Ms. Beyene’s husband is in Ethiopia waiting for an immigrant visa, a process that even before the coronavirus pandemic often took upward of two years for the spouse of a permanent U.S. resident. He was near the finish line, awaiting only an in-person interview with a consular officer, when the pandemic temporarily shut down U.S. consulates last spring. “They froze everything and we never heard from them again,” Ms. Beyene said.
U.S. consulates issue about half a million immigrant visas per year, most of them to the spouses, children and parents of U.S. citizens and permanent residents. In April, former President Donald J. Trump signed a proclamation suspending most legal immigration — with exceptions for a few privileged categories — under the guise of protecting American jobs.

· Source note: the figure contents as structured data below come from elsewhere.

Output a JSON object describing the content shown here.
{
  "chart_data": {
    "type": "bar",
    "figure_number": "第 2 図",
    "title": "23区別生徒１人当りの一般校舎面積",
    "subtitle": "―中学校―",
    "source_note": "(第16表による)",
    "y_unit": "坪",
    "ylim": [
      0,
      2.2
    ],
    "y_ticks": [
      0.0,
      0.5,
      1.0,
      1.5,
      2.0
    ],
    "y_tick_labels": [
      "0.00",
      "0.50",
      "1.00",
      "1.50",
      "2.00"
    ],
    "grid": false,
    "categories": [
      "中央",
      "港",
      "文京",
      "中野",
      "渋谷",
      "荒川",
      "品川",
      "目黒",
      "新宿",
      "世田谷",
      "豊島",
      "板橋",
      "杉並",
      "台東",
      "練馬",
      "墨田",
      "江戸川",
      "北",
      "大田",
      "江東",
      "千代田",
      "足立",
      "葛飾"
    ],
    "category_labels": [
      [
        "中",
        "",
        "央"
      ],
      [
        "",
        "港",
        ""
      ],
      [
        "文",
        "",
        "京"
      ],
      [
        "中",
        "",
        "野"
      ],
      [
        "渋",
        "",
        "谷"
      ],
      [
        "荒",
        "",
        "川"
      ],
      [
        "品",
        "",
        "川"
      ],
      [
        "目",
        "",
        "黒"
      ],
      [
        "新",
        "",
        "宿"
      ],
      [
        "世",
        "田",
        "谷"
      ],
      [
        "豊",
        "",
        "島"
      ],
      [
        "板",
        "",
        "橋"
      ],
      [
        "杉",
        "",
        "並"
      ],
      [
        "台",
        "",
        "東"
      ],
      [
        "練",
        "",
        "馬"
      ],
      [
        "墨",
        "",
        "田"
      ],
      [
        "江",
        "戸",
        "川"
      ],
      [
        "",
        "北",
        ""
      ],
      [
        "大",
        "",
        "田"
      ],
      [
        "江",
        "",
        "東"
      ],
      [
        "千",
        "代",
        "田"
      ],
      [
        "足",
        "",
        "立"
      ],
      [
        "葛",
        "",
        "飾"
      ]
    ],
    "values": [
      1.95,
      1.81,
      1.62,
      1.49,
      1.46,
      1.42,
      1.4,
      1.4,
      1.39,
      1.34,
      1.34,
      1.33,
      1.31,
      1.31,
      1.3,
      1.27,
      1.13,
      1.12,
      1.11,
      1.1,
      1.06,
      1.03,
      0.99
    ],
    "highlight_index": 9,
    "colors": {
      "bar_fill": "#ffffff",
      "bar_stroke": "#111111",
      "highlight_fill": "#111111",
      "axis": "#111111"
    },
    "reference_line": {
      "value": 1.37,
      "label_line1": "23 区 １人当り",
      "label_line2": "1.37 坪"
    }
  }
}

Now President Biden has pledged to open the country’s doors once again, signaling that he will lift constraints on refugees, foreign workers and asylum applicants. But the ban, along with staffing shortages at U.S. consulates around the world and logistical challenges related to the pandemic, has left hundreds of thousands of otherwise eligible people like Ms. Beyene’s husband waiting in limbo — a backlog that immigration experts warn could burden the system for years.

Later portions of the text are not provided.